Nagunur Fort was a fort built by the Kakatiya dynasty. It is around 8 km north of Karimnagar. The fort is testimony to the imperial powers of the Kakatiyas. It was one of the most important forts of the emerging Kakatiya dynasty and contains ruins of a cluster of Western Chalukya and Kakatiya temples. The town is named Nagunur in reference to the 400 temples that once existed here, so locals called it as Naluguvonalu and throughout many centuries it became Nagunur.

The pillars and galleries around the Shiva temple here are worth seeing. The most important temple in the complex is the Shiva temple, which has three shrines. The main entrance to the temple is on the northern side and the three shrines face the other three directions.

Panels are carved with visuals of dancers in graceful poses.
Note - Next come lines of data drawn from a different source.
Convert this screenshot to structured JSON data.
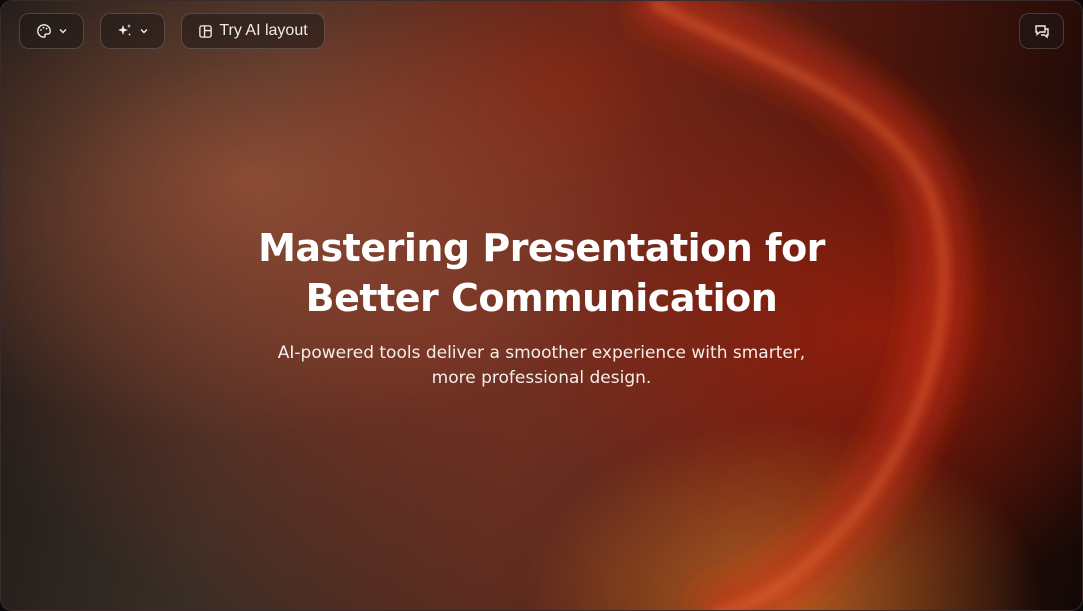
{
  "toolbar": {
    "theme_button_icon": "palette-icon",
    "ai_button_icon": "sparkles-icon",
    "layout_button_label": "Try AI layout",
    "layout_button_icon": "layout-icon",
    "chat_button_icon": "chat-icon"
  },
  "slide": {
    "title_line1": "Mastering Presentation for",
    "title_line2": "Better Communication",
    "subtitle_line1": "AI-powered tools deliver a smoother experience with smarter,",
    "subtitle_line2": "more professional design."
  },
  "colors": {
    "accent_orange": "#d67828",
    "accent_red": "#aa1e0a",
    "text": "#ffffff"
  }
}
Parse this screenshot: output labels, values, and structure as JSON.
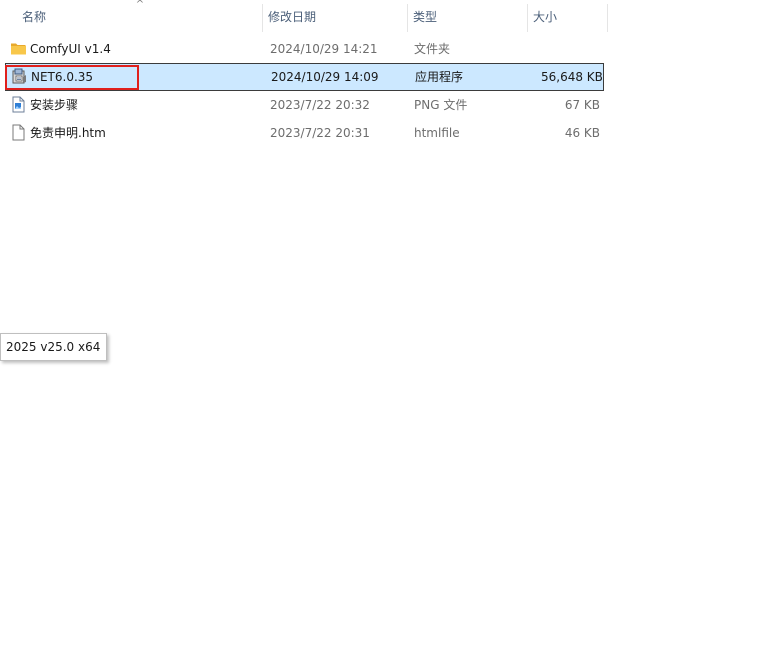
{
  "columns": {
    "name": "名称",
    "date": "修改日期",
    "type": "类型",
    "size": "大小"
  },
  "files": [
    {
      "name": "ComfyUI v1.4",
      "date": "2024/10/29 14:21",
      "type": "文件夹",
      "size": "",
      "icon": "folder-icon",
      "selected": false
    },
    {
      "name": "NET6.0.35",
      "date": "2024/10/29 14:09",
      "type": "应用程序",
      "size": "56,648 KB",
      "icon": "installer-icon",
      "selected": true
    },
    {
      "name": "安装步骤",
      "date": "2023/7/22 20:32",
      "type": "PNG 文件",
      "size": "67 KB",
      "icon": "image-file-icon",
      "selected": false
    },
    {
      "name": "免责申明.htm",
      "date": "2023/7/22 20:31",
      "type": "htmlfile",
      "size": "46 KB",
      "icon": "document-file-icon",
      "selected": false
    }
  ],
  "tooltip": {
    "text": "2025 v25.0 x64"
  },
  "colors": {
    "selection_bg": "#cce8ff",
    "highlight_border": "#e0201c",
    "header_text": "#4c607a",
    "folder": "#f8c74a"
  }
}
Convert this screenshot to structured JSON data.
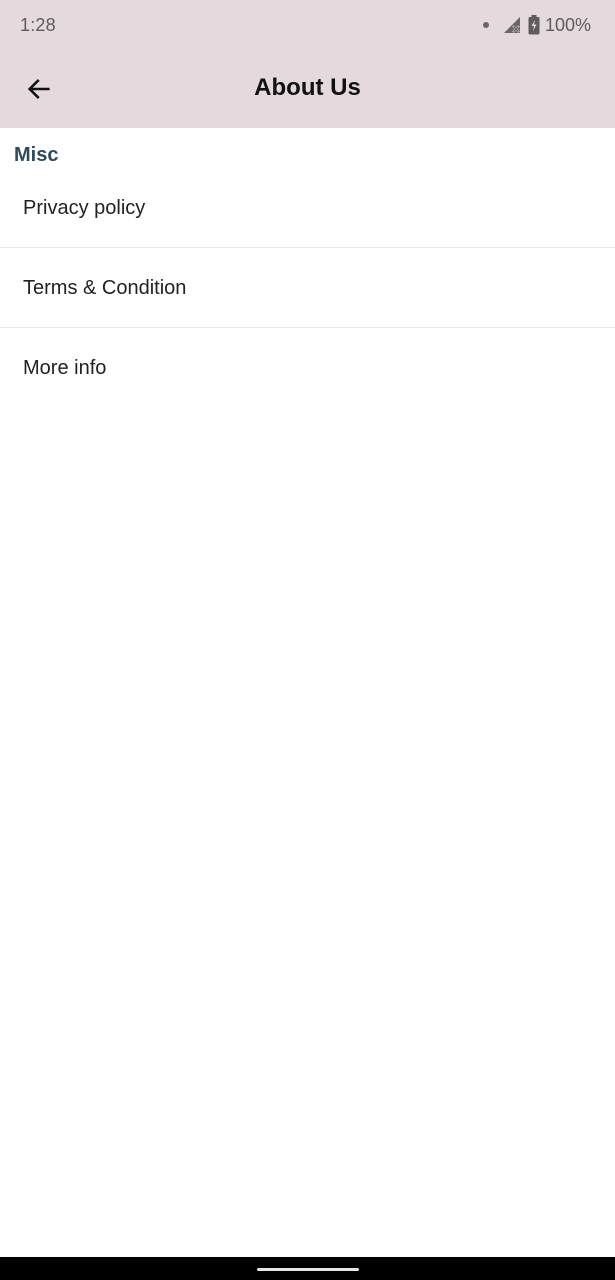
{
  "status_bar": {
    "time": "1:28",
    "battery_percent": "100%",
    "icons": [
      "notification-dot-icon",
      "signal-off-icon",
      "battery-charging-icon"
    ]
  },
  "app_bar": {
    "title": "About Us",
    "back_icon": "arrow-left-icon",
    "background_color": "#e4d9dc"
  },
  "section": {
    "title": "Misc",
    "title_color": "#2e4a5c",
    "items": [
      {
        "label": "Privacy policy"
      },
      {
        "label": "Terms & Condition"
      },
      {
        "label": "More info"
      }
    ]
  }
}
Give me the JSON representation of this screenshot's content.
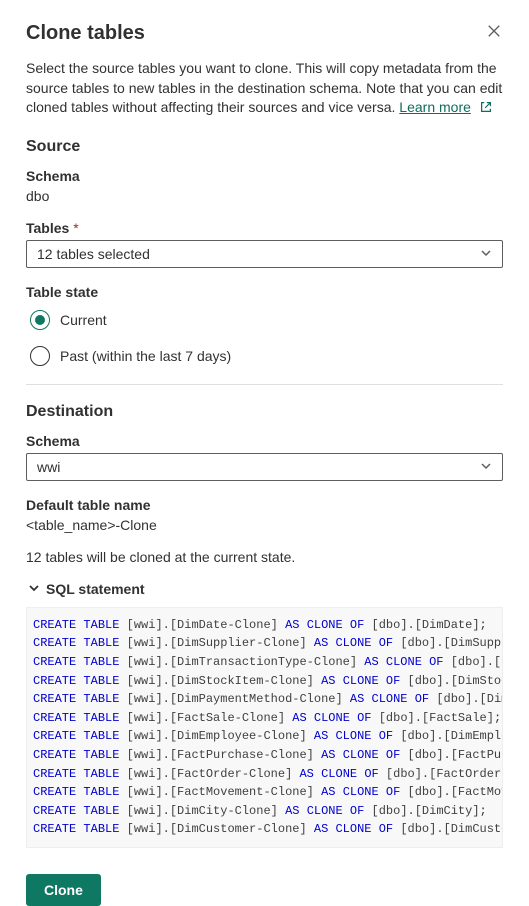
{
  "header": {
    "title": "Clone tables",
    "intro_prefix": "Select the source tables you want to clone. This will copy metadata from the source tables to new tables in the destination schema. Note that you can edit cloned tables without affecting their sources and vice versa. ",
    "learn_more": "Learn more"
  },
  "source": {
    "heading": "Source",
    "schema_label": "Schema",
    "schema_value": "dbo",
    "tables_label": "Tables",
    "tables_selected": "12 tables selected",
    "table_state_label": "Table state",
    "radio_current": "Current",
    "radio_past": "Past (within the last 7 days)",
    "selected_state": "current"
  },
  "destination": {
    "heading": "Destination",
    "schema_label": "Schema",
    "schema_value": "wwi",
    "default_name_label": "Default table name",
    "default_name_value": "<table_name>-Clone"
  },
  "status_line": "12 tables will be cloned at the current state.",
  "sql": {
    "header": "SQL statement",
    "statements": [
      {
        "dest": "[wwi].[DimDate-Clone]",
        "src": "[dbo].[DimDate]",
        "trunc": false
      },
      {
        "dest": "[wwi].[DimSupplier-Clone]",
        "src": "[dbo].[DimSupplier]",
        "trunc": false
      },
      {
        "dest": "[wwi].[DimTransactionType-Clone]",
        "src": "[dbo].[DimTra",
        "trunc": true
      },
      {
        "dest": "[wwi].[DimStockItem-Clone]",
        "src": "[dbo].[DimStockItem",
        "trunc": true
      },
      {
        "dest": "[wwi].[DimPaymentMethod-Clone]",
        "src": "[dbo].[DimPayme",
        "trunc": true
      },
      {
        "dest": "[wwi].[FactSale-Clone]",
        "src": "[dbo].[FactSale]",
        "trunc": false
      },
      {
        "dest": "[wwi].[DimEmployee-Clone]",
        "src": "[dbo].[DimEmployee]",
        "trunc": false
      },
      {
        "dest": "[wwi].[FactPurchase-Clone]",
        "src": "[dbo].[FactPurchase",
        "trunc": true
      },
      {
        "dest": "[wwi].[FactOrder-Clone]",
        "src": "[dbo].[FactOrder]",
        "trunc": false
      },
      {
        "dest": "[wwi].[FactMovement-Clone]",
        "src": "[dbo].[FactMovement",
        "trunc": true
      },
      {
        "dest": "[wwi].[DimCity-Clone]",
        "src": "[dbo].[DimCity]",
        "trunc": false
      },
      {
        "dest": "[wwi].[DimCustomer-Clone]",
        "src": "[dbo].[DimCustomer]",
        "trunc": false
      }
    ]
  },
  "actions": {
    "clone": "Clone"
  }
}
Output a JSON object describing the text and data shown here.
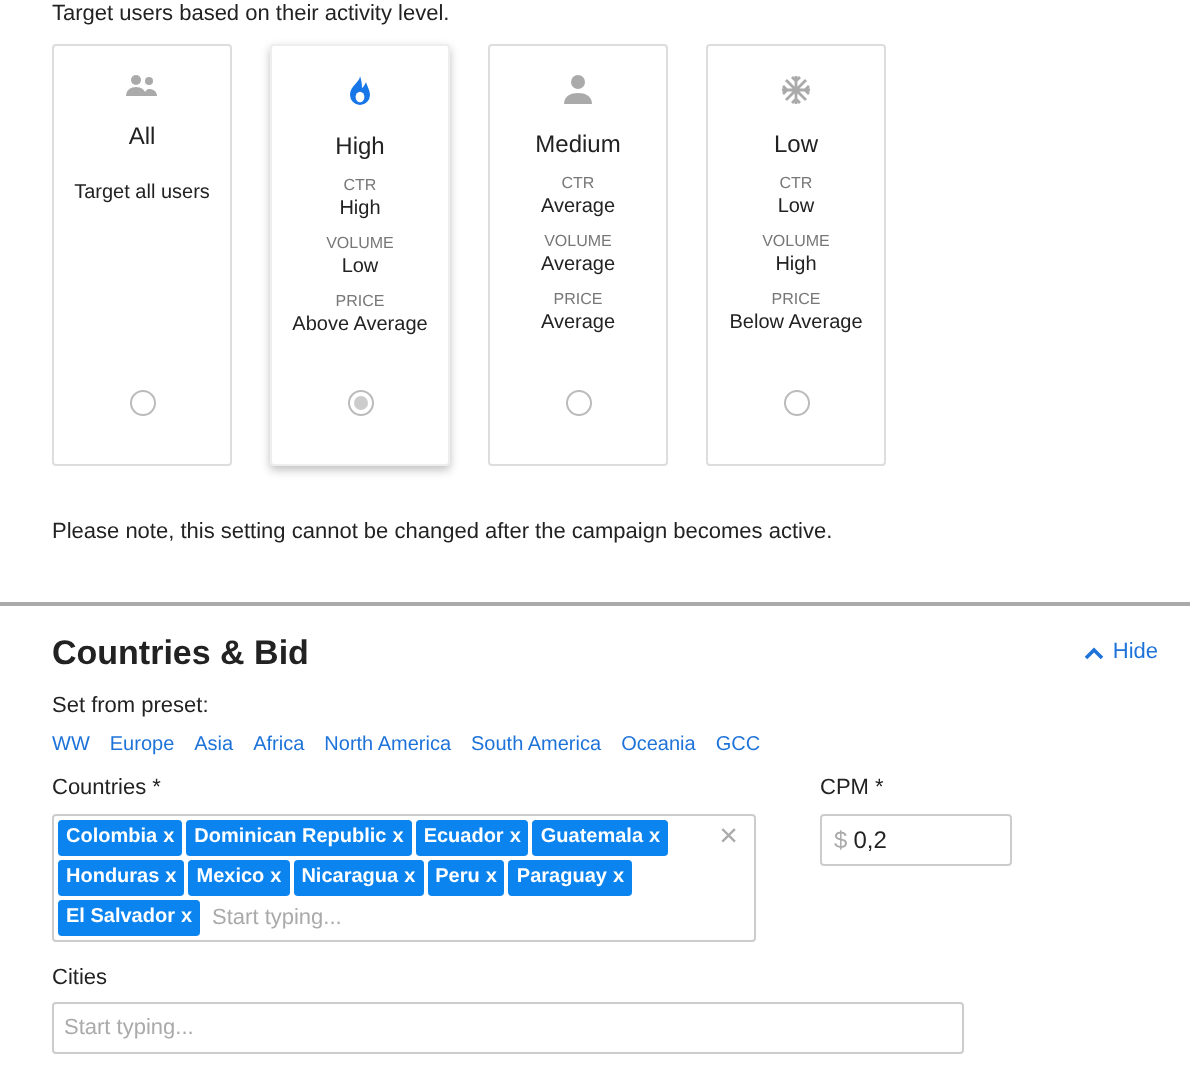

The main entrance of the temple faces North. The three shrines face the other three directions. The temple lies within the precincts of the Nagunur Fort. The fort was once the seat of power of the Kakatiyas. Its interiors which would once echo the sounds of a lively and bustling city today chants the silent agony of ruins and debris. Several other temples in decrepit state lie strewn on the Telangana State highway from Karimnagar to Rayapatnam. Buried under administrative delay, the temples, which were once the source of great activity, have today turned into a mute audience waiting for the healing touch.